Quelles sont-elles ? Il reprend une large partie de ce qu'il traitait dans La France contre les robots, il critique la liberté que la société des machines nous enlève. Cette société, anti-civilisation qui pousse l'humanité dans la jouissance, la fuite en avant et les loisirs. Cette anti-civilisation qui détruit notre vie intérieure, que Bernanos assimile à la liberté, celle de pensée notamment. L'homme moderne n'a plus le temps, en plus de cela la nourriture spirituelle qu'on lui donne ne peut le rassasier. Pour contrevenir à cette déspiritualisation, il se jette dans la modernité.

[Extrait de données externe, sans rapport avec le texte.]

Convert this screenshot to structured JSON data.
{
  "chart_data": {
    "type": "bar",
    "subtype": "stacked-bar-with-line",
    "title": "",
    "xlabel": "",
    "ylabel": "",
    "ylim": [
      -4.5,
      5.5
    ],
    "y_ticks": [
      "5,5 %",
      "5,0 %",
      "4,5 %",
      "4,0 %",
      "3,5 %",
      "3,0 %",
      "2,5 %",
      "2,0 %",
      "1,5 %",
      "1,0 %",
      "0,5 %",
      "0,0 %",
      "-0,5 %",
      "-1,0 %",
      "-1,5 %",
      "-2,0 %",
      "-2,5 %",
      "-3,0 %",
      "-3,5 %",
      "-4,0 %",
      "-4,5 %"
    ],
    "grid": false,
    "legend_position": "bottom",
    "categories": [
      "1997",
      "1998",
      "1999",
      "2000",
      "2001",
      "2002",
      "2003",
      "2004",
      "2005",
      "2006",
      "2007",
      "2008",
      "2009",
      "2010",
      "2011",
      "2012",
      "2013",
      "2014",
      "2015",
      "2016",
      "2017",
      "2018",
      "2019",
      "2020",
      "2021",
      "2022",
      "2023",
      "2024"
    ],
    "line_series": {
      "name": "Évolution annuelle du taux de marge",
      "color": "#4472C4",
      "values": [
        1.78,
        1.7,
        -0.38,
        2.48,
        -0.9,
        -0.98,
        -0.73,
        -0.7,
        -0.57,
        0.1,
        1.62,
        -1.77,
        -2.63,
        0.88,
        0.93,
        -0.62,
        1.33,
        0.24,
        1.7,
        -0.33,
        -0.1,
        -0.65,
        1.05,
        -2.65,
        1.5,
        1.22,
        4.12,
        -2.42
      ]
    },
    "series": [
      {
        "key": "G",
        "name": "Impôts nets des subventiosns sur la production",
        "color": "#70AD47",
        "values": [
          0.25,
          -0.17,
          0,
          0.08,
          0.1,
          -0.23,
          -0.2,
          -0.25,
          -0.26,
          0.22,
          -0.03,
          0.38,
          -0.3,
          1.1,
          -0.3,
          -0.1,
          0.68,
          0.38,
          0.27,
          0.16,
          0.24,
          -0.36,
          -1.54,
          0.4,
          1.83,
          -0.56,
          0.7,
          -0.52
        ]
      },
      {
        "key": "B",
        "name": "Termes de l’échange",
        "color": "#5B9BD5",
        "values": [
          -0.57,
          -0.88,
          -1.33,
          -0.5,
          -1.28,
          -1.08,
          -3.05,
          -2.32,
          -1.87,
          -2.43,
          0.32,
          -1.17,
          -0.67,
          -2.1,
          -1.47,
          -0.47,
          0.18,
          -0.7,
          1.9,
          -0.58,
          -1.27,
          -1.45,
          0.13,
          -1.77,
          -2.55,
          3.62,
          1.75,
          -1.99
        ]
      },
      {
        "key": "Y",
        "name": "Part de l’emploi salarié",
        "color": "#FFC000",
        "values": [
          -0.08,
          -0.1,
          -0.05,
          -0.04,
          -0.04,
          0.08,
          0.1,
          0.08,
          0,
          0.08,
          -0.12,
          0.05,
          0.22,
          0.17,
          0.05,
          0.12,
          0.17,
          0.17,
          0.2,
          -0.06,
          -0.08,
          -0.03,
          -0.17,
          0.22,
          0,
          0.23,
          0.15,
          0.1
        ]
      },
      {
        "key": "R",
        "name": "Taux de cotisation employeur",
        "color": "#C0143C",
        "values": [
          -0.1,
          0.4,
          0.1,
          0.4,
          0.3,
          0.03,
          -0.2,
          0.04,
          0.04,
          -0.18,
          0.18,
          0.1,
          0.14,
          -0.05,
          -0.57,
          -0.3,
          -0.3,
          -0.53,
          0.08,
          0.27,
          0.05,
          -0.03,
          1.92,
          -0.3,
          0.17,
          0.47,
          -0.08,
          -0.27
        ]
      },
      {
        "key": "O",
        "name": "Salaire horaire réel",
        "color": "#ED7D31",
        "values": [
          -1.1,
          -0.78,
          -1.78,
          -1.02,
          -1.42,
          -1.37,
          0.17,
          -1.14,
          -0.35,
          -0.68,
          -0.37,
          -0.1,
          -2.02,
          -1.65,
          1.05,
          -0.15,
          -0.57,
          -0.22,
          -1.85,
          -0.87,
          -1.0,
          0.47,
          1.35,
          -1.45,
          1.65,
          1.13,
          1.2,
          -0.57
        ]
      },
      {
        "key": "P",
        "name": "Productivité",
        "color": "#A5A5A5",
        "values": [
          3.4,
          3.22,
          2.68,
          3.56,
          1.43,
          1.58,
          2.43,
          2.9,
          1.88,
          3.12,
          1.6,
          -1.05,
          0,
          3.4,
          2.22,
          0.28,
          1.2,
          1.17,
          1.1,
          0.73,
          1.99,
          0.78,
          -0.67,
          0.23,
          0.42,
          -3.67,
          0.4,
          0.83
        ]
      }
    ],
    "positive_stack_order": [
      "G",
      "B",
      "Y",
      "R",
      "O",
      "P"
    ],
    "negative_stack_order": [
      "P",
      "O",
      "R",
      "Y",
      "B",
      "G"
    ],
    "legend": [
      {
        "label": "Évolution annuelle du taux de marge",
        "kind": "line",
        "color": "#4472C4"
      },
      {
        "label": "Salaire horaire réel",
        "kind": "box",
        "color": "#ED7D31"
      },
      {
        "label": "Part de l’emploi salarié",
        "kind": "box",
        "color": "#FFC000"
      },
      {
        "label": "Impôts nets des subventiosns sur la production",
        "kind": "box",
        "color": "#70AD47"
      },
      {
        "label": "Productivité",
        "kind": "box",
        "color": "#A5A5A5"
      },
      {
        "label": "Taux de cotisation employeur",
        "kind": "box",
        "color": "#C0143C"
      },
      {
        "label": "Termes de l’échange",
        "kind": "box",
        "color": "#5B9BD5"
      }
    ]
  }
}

Bernanos esquinte ceux qui croient au dogme du progrès et voit dans l'Histoire une locomotive sur ses rails. Il préfère comparer l'Histoire à une toile que l'on recompose sans cesse. À propos de locomotive, la machine et les spéculateurs qui les contrôlent l'inquiètent. Ces personnes usent de propagande pour tuer la vie intérieure et ainsi rendre acceptable le mélange de mensonge et de vérité qu'elles propagent. Il met dos à dos marxistes et libéraux qui ne pensent qu'aux lois économiques et veulent dicter la marche du monde sous celles-ci.

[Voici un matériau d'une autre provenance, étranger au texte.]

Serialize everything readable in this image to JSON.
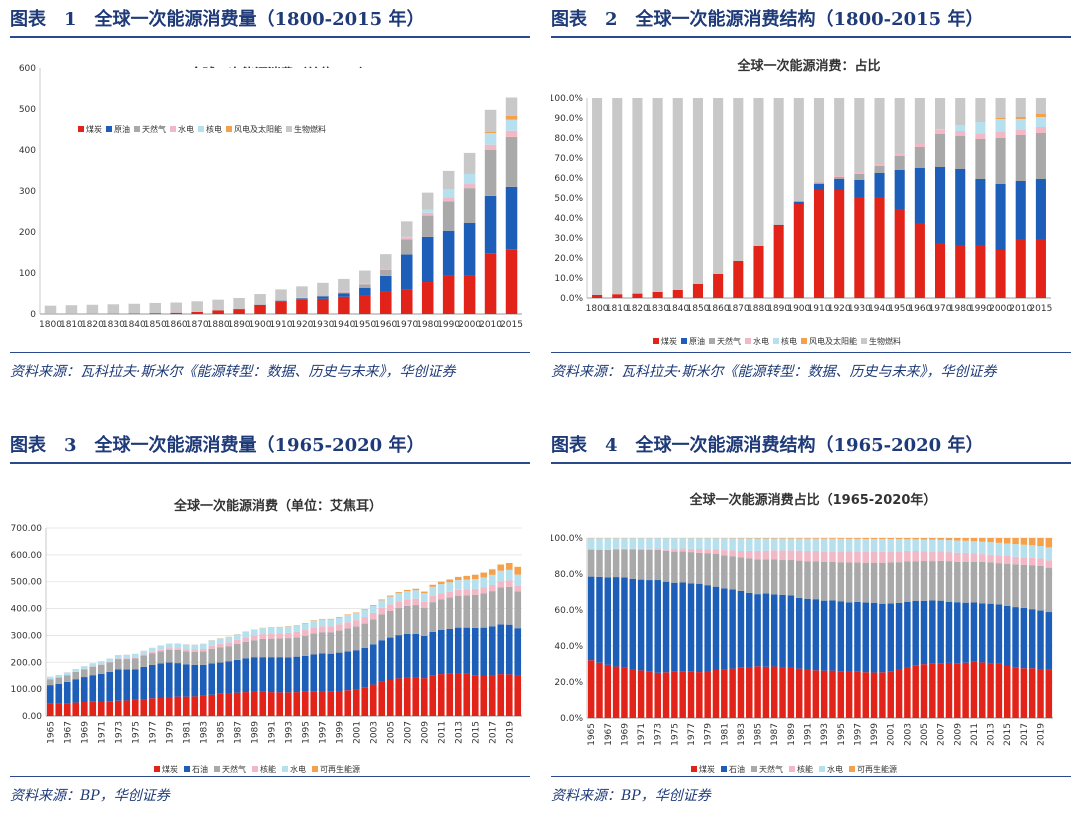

Il s'inquiète, de la bombe atomique tout d'abord. Celle-ci le hante durant ces cinq conférences, c'est quelque chose qui l'a profondément marqué. C'est la machine des machines, celle qui pourra détruire le monde et l'humanité avec. Il souhaite que la jeunesse, nos « boomers », ne se laisse pas avoir et n'attend pas de la génération qui a laissé faire cette guerre un quelconque salut. Cette génération, dont Bernanos fait partie, laisse la propagande s'implanter en temps de paix et se comporte comme si l'on rentrait de vacance. Alors que nous rentrons d'une guerre terrible, destructrice.
Et c'est aussi un écrivain catholique, il nous expose sa foi et ses croyances. Il en veut aux nouveaux convertis d'être un peu trop ostentatoires dans la démonstration de leur foi. Mais, il en veut aussi à ceux qui croient qu'utiliser les mythes de la Bible pourra convertir les masses. Car il s'en remet à Dieu, qui est amour, et qui nous a laissé le libre arbitre pour que nous le rejoignions de plein coeur.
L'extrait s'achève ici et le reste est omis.